The Art of Love
"If anyone among this people know not the art of loving, let him read my poem, and having read be skilled in love. By skill swift ships are sailed and rowed, by skill nimble chariots are driven: by skill love must be guided."
- The Art of Love, Book I, 1-4.
The art of love encompasses three books by Ovid. Using an elegiac verse style he expounds the varieties of amorous and erotic adventure in graceful language. Originally written for the sophisticated society of Augustan Rome, his poetry has continued to entertain and entrance readers ever since.
The first two books contain advice for the predatory male, but the third Ovid devotes to the opposite sex, to avoid, as he affects to say, any charge of partiality. The whole is in the mode of the erotic Alexandrian elegy, but leavened with Ovid's wit. The tradition appears to be rooted in Asia Minor due to the nature of the diction. While the elegy was originally primarily made of laments there were erotic elegies before Ovid. Among the Greeks Mimnermus and Theognis were considered great elegiasts.
The book is filled with stories and advice, here is a sample:
“You ask perhaps if one should take the maid herself? Such a plan brings the greatest risk with it. In one case, fresh from bed, she’ll get busy, in another be tardy, in one case you’re a prize for her mistress, in the other herself. There’s chance in it: even if it favors the idea, my advice nevertheless is to abstain. I don’t pick my way over sharp peaks and precipices, no youth will be caught out being lead by me. Still, while she’s giving and taking messages, if her body pleases you as much as her zeal, make the lady your first priority, her companion the next: Love should never be begun with a servant.”

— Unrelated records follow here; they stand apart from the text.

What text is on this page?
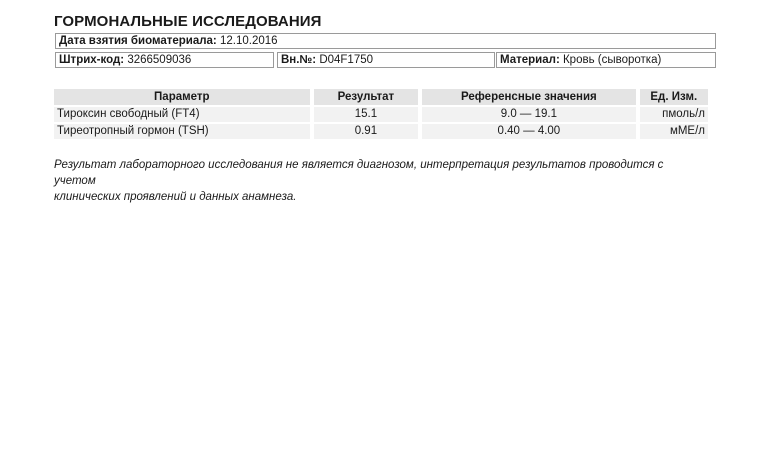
ГОРМОНАЛЬНЫЕ ИССЛЕДОВАНИЯ
Дата взятия биоматериала: 12.10.2016
Штрих-код: 3266509036	Вн.№: D04F1750	Материал: Кровь (сыворотка)
Параметр	Результат	Референсные значения	Ед. Изм.
Тироксин свободный (FT4)	15.1	9.0 — 19.1	пмоль/л
Тиреотропный гормон (TSH)	0.91	0.40 — 4.00	мМЕ/л
Результат лабораторного исследования не является диагнозом, интерпретация результатов проводится с учетом
клинических проявлений и данных анамнеза.
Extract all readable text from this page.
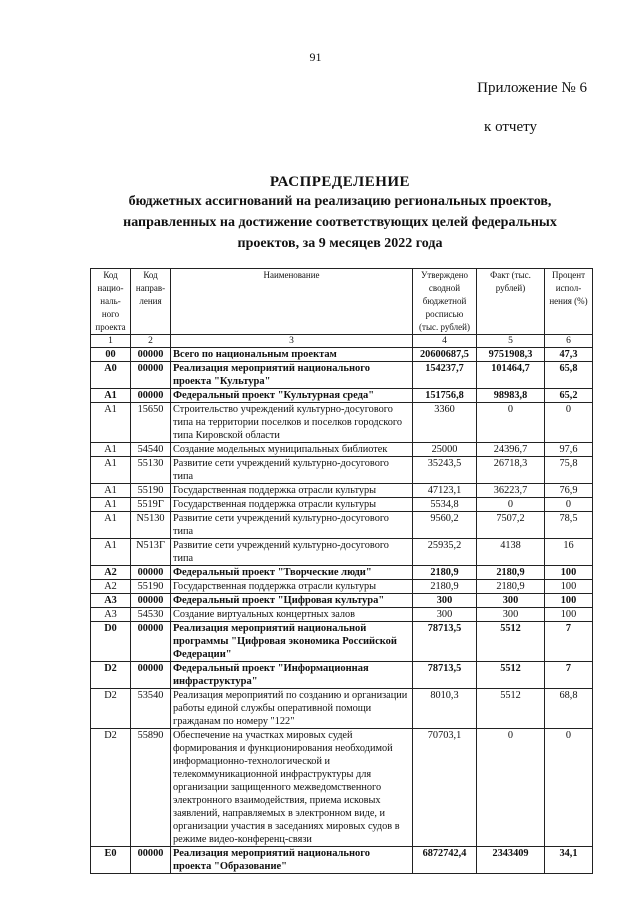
91
Приложение № 6
к отчету
РАСПРЕДЕЛЕНИЕ
бюджетных ассигнований на реализацию региональных проектов,
направленных на достижение соответствующих целей федеральных
проектов, за 9 месяцев 2022 года
Код нацио-наль-ного проекта	Код направ-ления	Наименование	Утверждено сводной бюджетной росписью (тыс. рублей)	Факт (тыс. рублей)	Процент испол-нения (%)
1	2	3	4	5	6
00	00000	Всего по национальным проектам	20600687,5	9751908,3	47,3
А0	00000	Реализация мероприятий национального проекта "Культура"	154237,7	101464,7	65,8
А1	00000	Федеральный проект "Культурная среда"	151756,8	98983,8	65,2
А1	15650	Строительство учреждений культурно-досугового типа на территории поселков и поселков городского типа Кировской области	3360	0	0
А1	54540	Создание модельных муниципальных библиотек	25000	24396,7	97,6
А1	55130	Развитие сети учреждений культурно-досугового типа	35243,5	26718,3	75,8
А1	55190	Государственная поддержка отрасли культуры	47123,1	36223,7	76,9
А1	5519Г	Государственная поддержка отрасли культуры	5534,8	0	0
А1	N5130	Развитие сети учреждений культурно-досугового типа	9560,2	7507,2	78,5
А1	N513Г	Развитие сети учреждений культурно-досугового типа	25935,2	4138	16
А2	00000	Федеральный проект "Творческие люди"	2180,9	2180,9	100
А2	55190	Государственная поддержка отрасли культуры	2180,9	2180,9	100
А3	00000	Федеральный проект "Цифровая культура"	300	300	100
А3	54530	Создание виртуальных концертных залов	300	300	100
D0	00000	Реализация мероприятий национальной программы "Цифровая экономика Российской Федерации"	78713,5	5512	7
D2	00000	Федеральный проект "Информационная инфраструктура"	78713,5	5512	7
D2	53540	Реализация мероприятий по созданию и организации работы единой службы оперативной помощи гражданам по номеру "122"	8010,3	5512	68,8
D2	55890	Обеспечение на участках мировых судей формирования и функционирования необходимой информационно-технологической и телекоммуникационной инфраструктуры для организации защищенного межведомственного электронного взаимодействия, приема исковых заявлений, направляемых в электронном виде, и организации участия в заседаниях мировых судов в режиме видео-конференц-связи	70703,1	0	0
Е0	00000	Реализация мероприятий национального проекта "Образование"	6872742,4	2343409	34,1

Ovid gives a sympathetic insight into a society that was becoming consumed with a moral laxity. By contrast Horace provided a more moralistic tone of censure in his Satires. The work has enjoyed a continuing popularity ; Ovid's knowledge of human, particularly of feminine, nature, the brilliant picture of the social life of Rome, the studied artlessness of the comparisons he draws from animals and from pursuits such as hunting, farming, or sailing, the narratives that he cannot resist interweaving with his teaching---all these elements, together with a considerable degree of humor and irresistible wit, have combined to give the work a unique attractiveness. However the result of Ovid's sympathetic eroticism was the arousal of the disfavor of Augustus; Ovid was exiled for life to the coast of the Black Sea, and felt that his poetry was at least partially responsible for his misfortune. We are fortunate that the text has endured.
"But avoid men who profess elegance and good looks, and who arrange their hair in its proper place. What they tell you they have told a thousand women; their fancy wanders, and has no fixed abode." - The Art of Love, Book III, 433-36.